Motown : après les douceurs des sixties, l’heure du funk réaliste.
« Papa Was a Rolling Stone », c’est l’histoire d’un maillon essentiel de l’histoire du funk, et de son évolution. Ainsi que l’ultime joyau du groupe le plus élégant des sixties… The Temptations !
“ Pourquoi le public aime-t-il autant les histoires de misère ? ”
Ainsi parlait Smokey Robinson au sein des bureaux de la maison Motown au début des années 70. Pour cet artiste faiseur de tubes, souvent légers et généralement optimistes, le questionnement semblait légitime. En 1971, les deux compositeurs Norman Whitfield et Barrett Strong avaient déjà composé quelques titres flirtant vaguement avec le drame (War et I Heard it Through the Grapevine).
Mais jusqu’ici la Motown se voulait une entreprise dédiée essentiellement au divertissement. Faire oublier l’injustice et les inégalités à la communauté noire en conservant classe et dignité était son principal objectif.
L’espoir et les illusions des sixties s’étant dissous dans le sang et les overdoses d’héroïne, la candeur des productions Motown ne fait plus recette au début des années 70. Même l’intraitable Berry Gordy, directeur et fondateur du label, se sent démuni devant une telle conjoncture. Whitfield et Strong, eux, comprennent que la tendance est au réalisme.
L’ère du neofunk
C’est dans son vécu, et principalement les drames familiaux vécus par des amis ou voisins que Barrett Strong puise les paroles de Papa Was a Rolling Stone. Et plus généralement, dans la tradition du blues. L’histoire d’un père de famille oisif, infidèle, “volant au nom du seigneur”, et retrouvé mort un 3 septembre.
« It was the third of September
C’était le 3 septembre
That day I’ll always remember, yes I will
Ce jour, jamais je ne l’oublierai, c’est certain
‘Cause that was the day that my daddy died »
Car c’est le jour où mon père est mort
Le texte se présente comme un dialogue entre les enfants et leur mère. Les couplets évoquent le souvenir de la mort du père, et l’image négative de ce dernier entretenue par son absence, aussi bien que par le ressentiment de la mère. Tandis que les enfants cherchent des réponses auprès d’elle, l’amertume la pousse sans cesse à répondre…
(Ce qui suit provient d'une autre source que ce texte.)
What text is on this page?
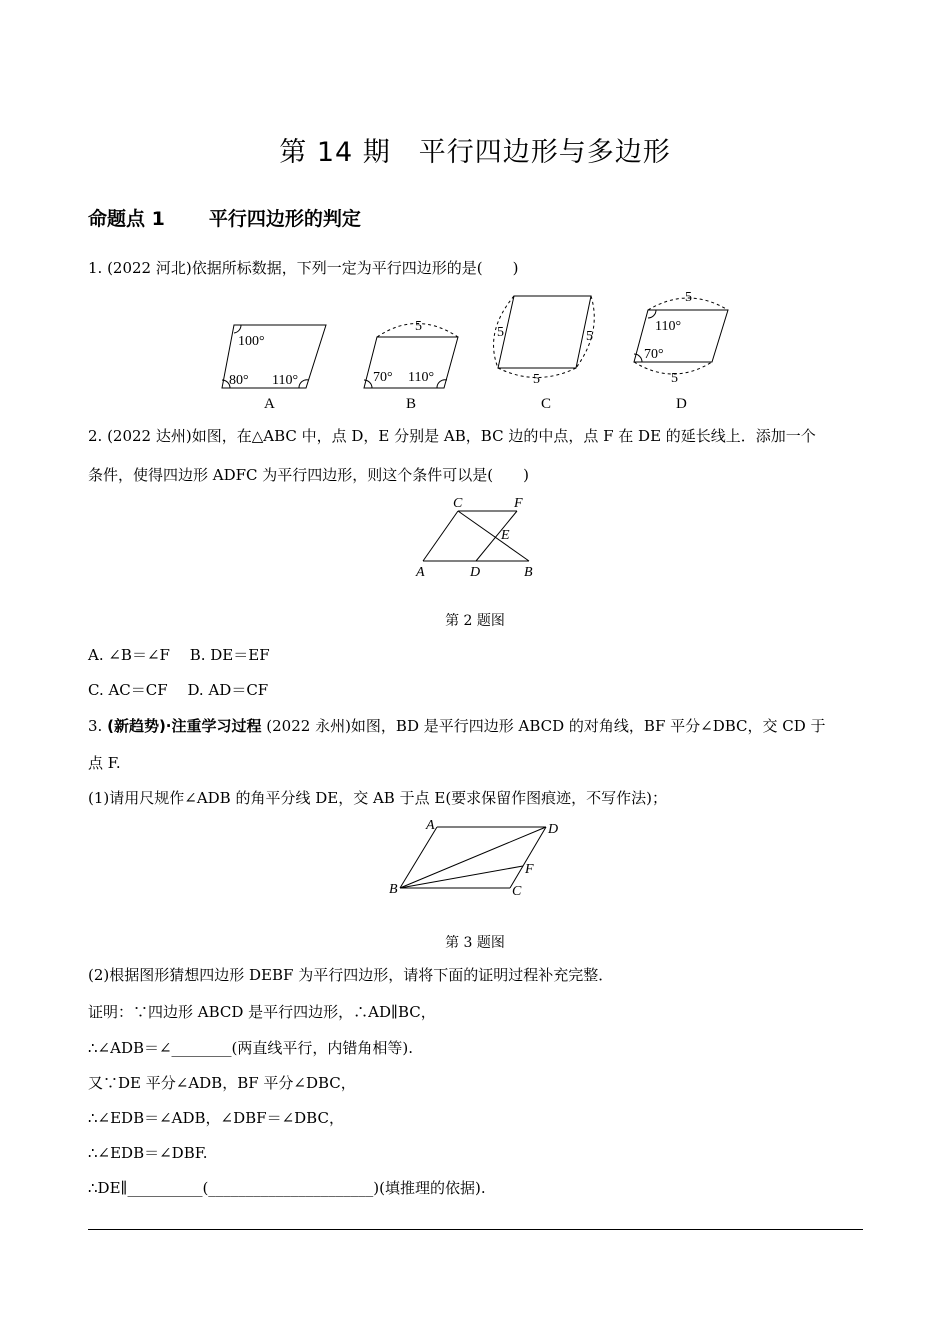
第 14 期　平行四边形与多边形
命题点 1 平行四边形的判定
1. (2022 河北)依据所标数据，下列一定为平行四边形的是(　　)
100°
80° 110°
A
5
70° 110°
B
5	5
5
C
5
110°
70°
5
D
2. (2022 达州)如图，在△ABC 中，点 D，E 分别是 AB，BC 边的中点，点 F 在 DE 的延长线上．添加一个
条件，使得四边形 ADFC 为平行四边形，则这个条件可以是(　　)
C	F
E
A	D	B
第 2 题图
A. ∠B＝∠F　 B. DE＝EF
C. AC＝CF　 D. AD＝CF
3. (新趋势)·注重学习过程 (2022 永州)如图，BD 是平行四边形 ABCD 的对角线，BF 平分∠DBC，交 CD 于
点 F.
(1)请用尺规作∠ADB 的角平分线 DE，交 AB 于点 E(要求保留作图痕迹，不写作法)；
A	D
F
B	C
第 3 题图
(2)根据图形猜想四边形 DEBF 为平行四边形，请将下面的证明过程补充完整．
证明：∵四边形 ABCD 是平行四边形，∴AD∥BC，
∴∠ADB＝∠________(两直线平行，内错角相等).
又∵DE 平分∠ADB，BF 平分∠DBC，
∴∠EDB＝∠ADB，∠DBF＝∠DBC，
∴∠EDB＝∠DBF.
∴DE∥__________(______________________)(填推理的依据).
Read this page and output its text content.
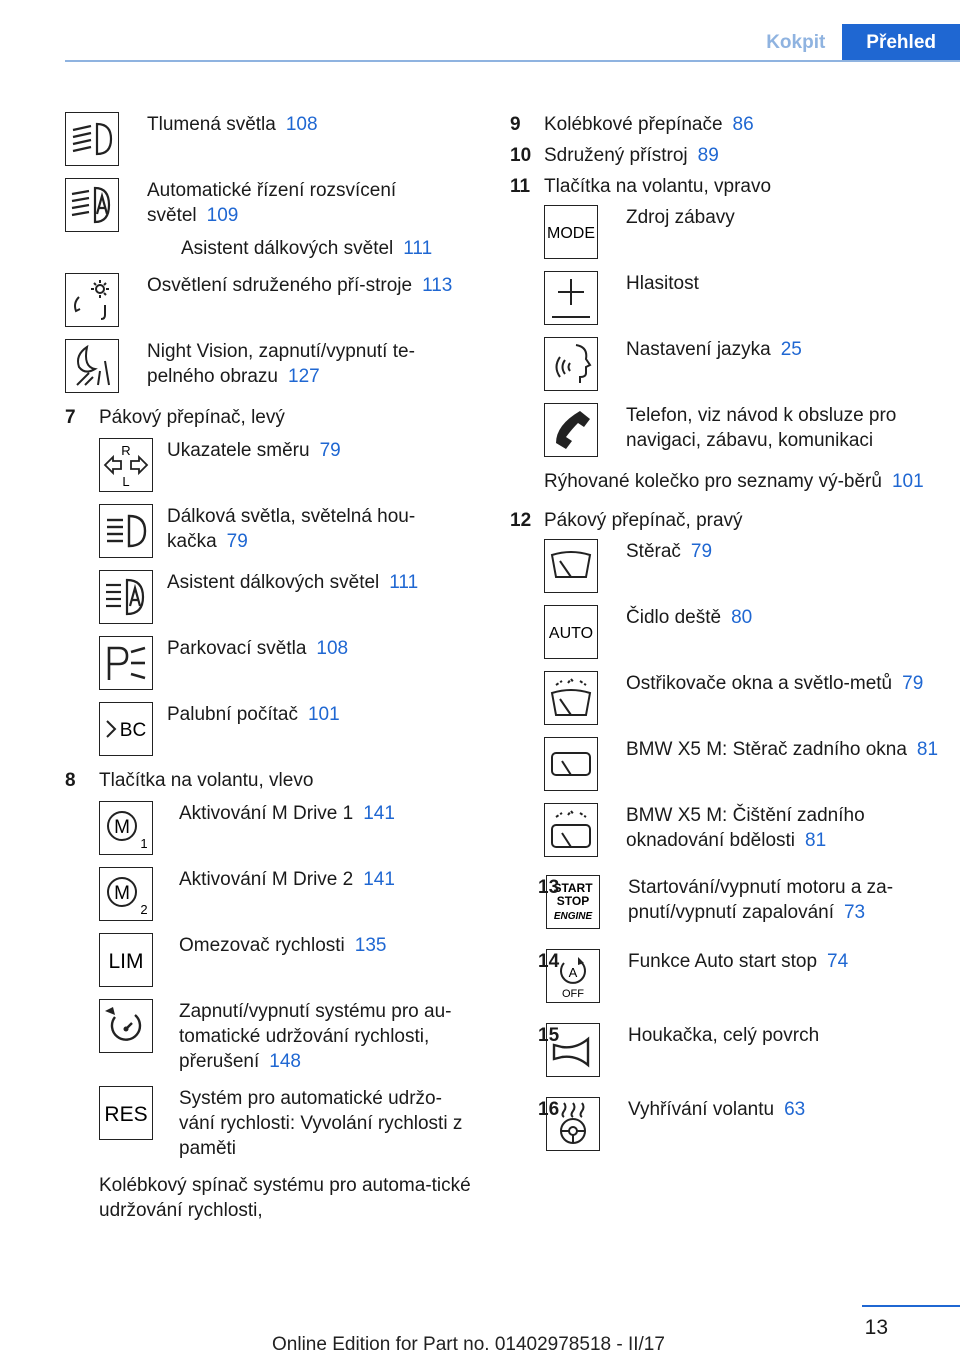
Kokpit	Přehled
Tlumená světla 108
Automatické řízení rozsvícení světel 109
Asistent dálkových světel 111
Osvětlení sdruženého pří-stroje 113
Night Vision, zapnutí/vypnutí te-pelného obrazu 127
7 Pákový přepínač, levý
R
L
Ukazatele směru 79
Dálková světla, světelná hou-kačka 79
Asistent dálkových světel 111
Parkovací světla 108
BC
Palubní počítač 101
8 Tlačítka na volantu, vlevo
M
1
Aktivování M Drive 1 141
M
2
Aktivování M Drive 2 141
LIM
Omezovač rychlosti 135
Zapnutí/vypnutí systému pro au-tomatické udržování rychlosti, přerušení 148
RES
Systém pro automatické udržo-vání rychlosti: Vyvolání rychlosti z paměti
Kolébkový spínač systému pro automa-tické udržování rychlosti,
9 Kolébkové přepínače 86
10 Sdružený přístroj 89
11 Tlačítka na volantu, vpravo
MODE
Zdroj zábavy
Hlasitost
Nastavení jazyka 25
Telefon, viz návod k obsluze pro navigaci, zábavu, komunikaci
Rýhované kolečko pro seznamy vý-běrů 101
12 Pákový přepínač, pravý
Stěrač 79
AUTO
Čidlo deště 80
Ostřikovače okna a světlo-metů 79
BMW X5 M: Stěrač zadního okna 81
BMW X5 M: Čištění zadního oknadování bdělosti 81
13
START
STOP
ENGINE
Startování/vypnutí motoru a za-pnutí/vypnutí zapalování 73
14
A
OFF
Funkce Auto start stop 74
15	Houkačka, celý povrch
16	Vyhřívání volantu 63
13
Online Edition for Part no. 01402978518 - II/17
“ Papa was a rolling stone
Papa était un vagabond
Wherever he laid his hat was his home
Partout où il posait son chapeau, c’était sa maison
And when he died, all he left us was alone”
Et quand il est mort, il ne nous a rien laissés
Si ce titre est à jamais associé aux Temptations, ils ne sont pas les premiers à l’avoir enregistré. En 1971, Norman Whitfield et Barrett Strong le confient au groupe The Undisputed Truth. Jusque là, ils se sont surtout illustrés en tant que groupe d’accompagnement pour les stars de la Motown (Supremes, Temptations, Marvin Gaye…), et sont célèbres pour leurs shows scéniques et leurs tenues psychédéliques. Le titre est publié en single le 9 mai 1972, et figure sur le troisième album du groupe (Law of the Land – 1973).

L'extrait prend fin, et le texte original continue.